In his letter, Eisner said Disney had $1.7 billion in revenue in 1984 and is projected to pull in $30 billion this year. In that time, the company has added nearly 100,000 employees, built seven theme parks and nearly 30,000 hotel rooms, and put 800 movies in theaters. For the first nine months of fiscal 2004, Disney's revenue was up 16 percent over the same period last year.
"Eisner turned Disney from a sleepy little company into a huge media conglomerate," said media analyst Tom Wolzien, with Sanford C. Bernstein & Co. "The question is, did it lose its way for the last years of his tenure or just for a little while and got back on track?"
During his tenure, the company's stock price peaked at $44 per share in early 2000, then nose-dived, bottoming out at less than $14 per share in 2002 before starting a comeback.
The steady stock decline was compounded by the terrorist attacks of Sept. 11, 2001, which crippled attendance at the company's theme parks in California and Florida.
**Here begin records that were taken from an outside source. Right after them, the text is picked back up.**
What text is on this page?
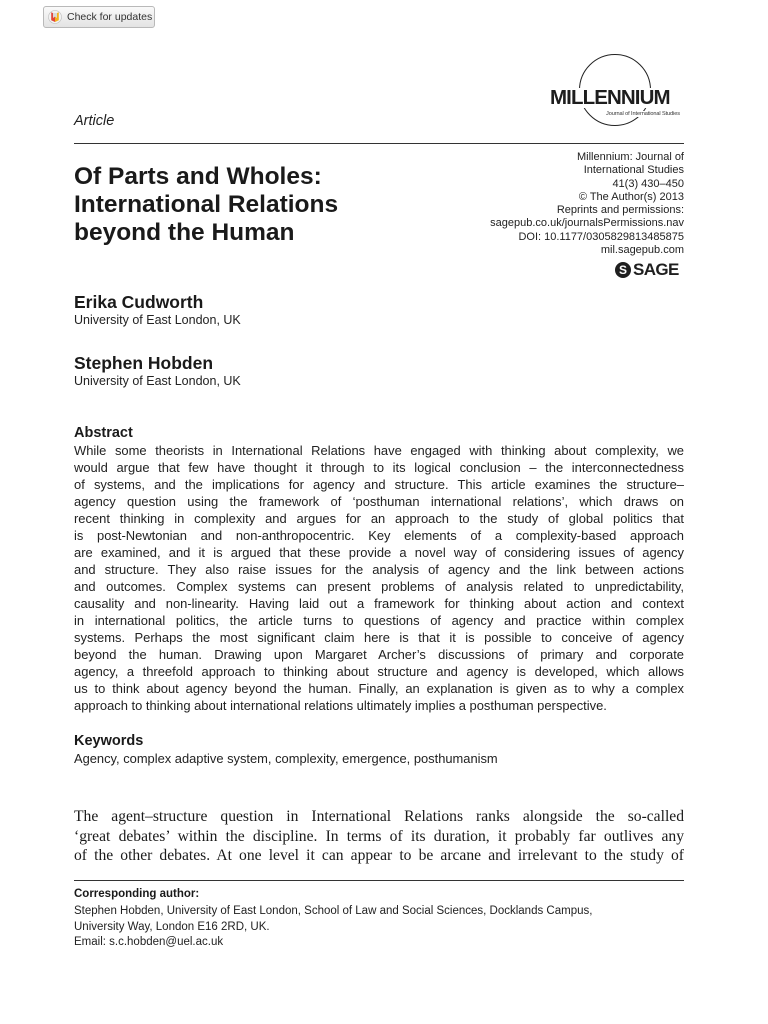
Check for updates
MILLENNIUM
Journal of International Studies
Article
Of Parts and Wholes:
International Relations
beyond the Human
Millennium: Journal of
International Studies
41(3) 430–450
© The Author(s) 2013
Reprints and permissions:
sagepub.co.uk/journalsPermissions.nav
DOI: 10.1177/0305829813485875
mil.sagepub.com
S SAGE
Erika Cudworth
University of East London, UK
Stephen Hobden
University of East London, UK
Abstract
While some theorists in International Relations have engaged with thinking about complexity, we
would argue that few have thought it through to its logical conclusion – the interconnectedness
of systems, and the implications for agency and structure. This article examines the structure–
agency question using the framework of ‘posthuman international relations’, which draws on
recent thinking in complexity and argues for an approach to the study of global politics that
is post-Newtonian and non-anthropocentric. Key elements of a complexity-based approach
are examined, and it is argued that these provide a novel way of considering issues of agency
and structure. They also raise issues for the analysis of agency and the link between actions
and outcomes. Complex systems can present problems of analysis related to unpredictability,
causality and non-linearity. Having laid out a framework for thinking about action and context
in international politics, the article turns to questions of agency and practice within complex
systems. Perhaps the most significant claim here is that it is possible to conceive of agency
beyond the human. Drawing upon Margaret Archer’s discussions of primary and corporate
agency, a threefold approach to thinking about structure and agency is developed, which allows
us to think about agency beyond the human. Finally, an explanation is given as to why a complex
approach to thinking about international relations ultimately implies a posthuman perspective.
Keywords
Agency, complex adaptive system, complexity, emergence, posthumanism
The agent–structure question in International Relations ranks alongside the so-called
‘great debates’ within the discipline. In terms of its duration, it probably far outlives any
of the other debates. At one level it can appear to be arcane and irrelevant to the study of
Corresponding author:
Stephen Hobden, University of East London, School of Law and Social Sciences, Docklands Campus,
University Way, London E16 2RD, UK.
Email: s.c.hobden@uel.ac.uk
Company earnings declined at the same time that the Disney-owned ABC television network headed toward the bottom of the ratings and the animation division produced a run of box-office clunkers, such as 2002's "Treasure Planet."
Compounding the animation problem, Disney and Pixar ended their 13-year distribution deal earlier this year, a collaboration that produced hits such as "Toy Story." Eisner told Disney shareholders that Pixar demanded too much from a new deal, saying he already offered the Steve Jobs-owned company too much.
Critics pointed to Disney's inability to make its own animation hit and said the loss of Pixar would severely hurt the company -- the five Pixar films distributed by Disney have raked in $2.6 billion in worldwide box office receipts since 1995.
"People blamed computer graphics" for the demise of Disney's animation studio, Wolzien said. "But computer graphics were not the problem. The problem is they lost their ability to tell stories to multiple age groups."
Throughout, Eisner was one of the country's best-paid executives; in the mid-'90s, he earned nearly $250 million in salary, bonuses and stock.
By 2003, anti-Eisner rumblings reached a peak and internal dissent ripped the board. Directors Roy E. Disney, a nephew of Walt Disney, and his financial adviser, Stanley P. Gold, quit the board late last year to protest Eisner's management and what they called a complicit board of directors.
They led a shareholder rebellion that culminated at the company's annual meeting in Philadelphia on March 3, where 43 percent of Disney shareholders expressed no confidence in Eisner's leadership. The night of the vote, the company stripped Eisner of his chairman's title and gave it to presiding director George J. Mitchell, also a target of the rebellion.
At the same time, Eisner and the board were fighting off a $56 billion unsolicited takeover bid by Comcast, which withdrew its offer in April.
Eisner said yesterday the rebellion did not spur his retirement.
"The noise from the outside did not have anything to do with this decision," he said. "If anything, the noise from the outside only stimulated me to try harder."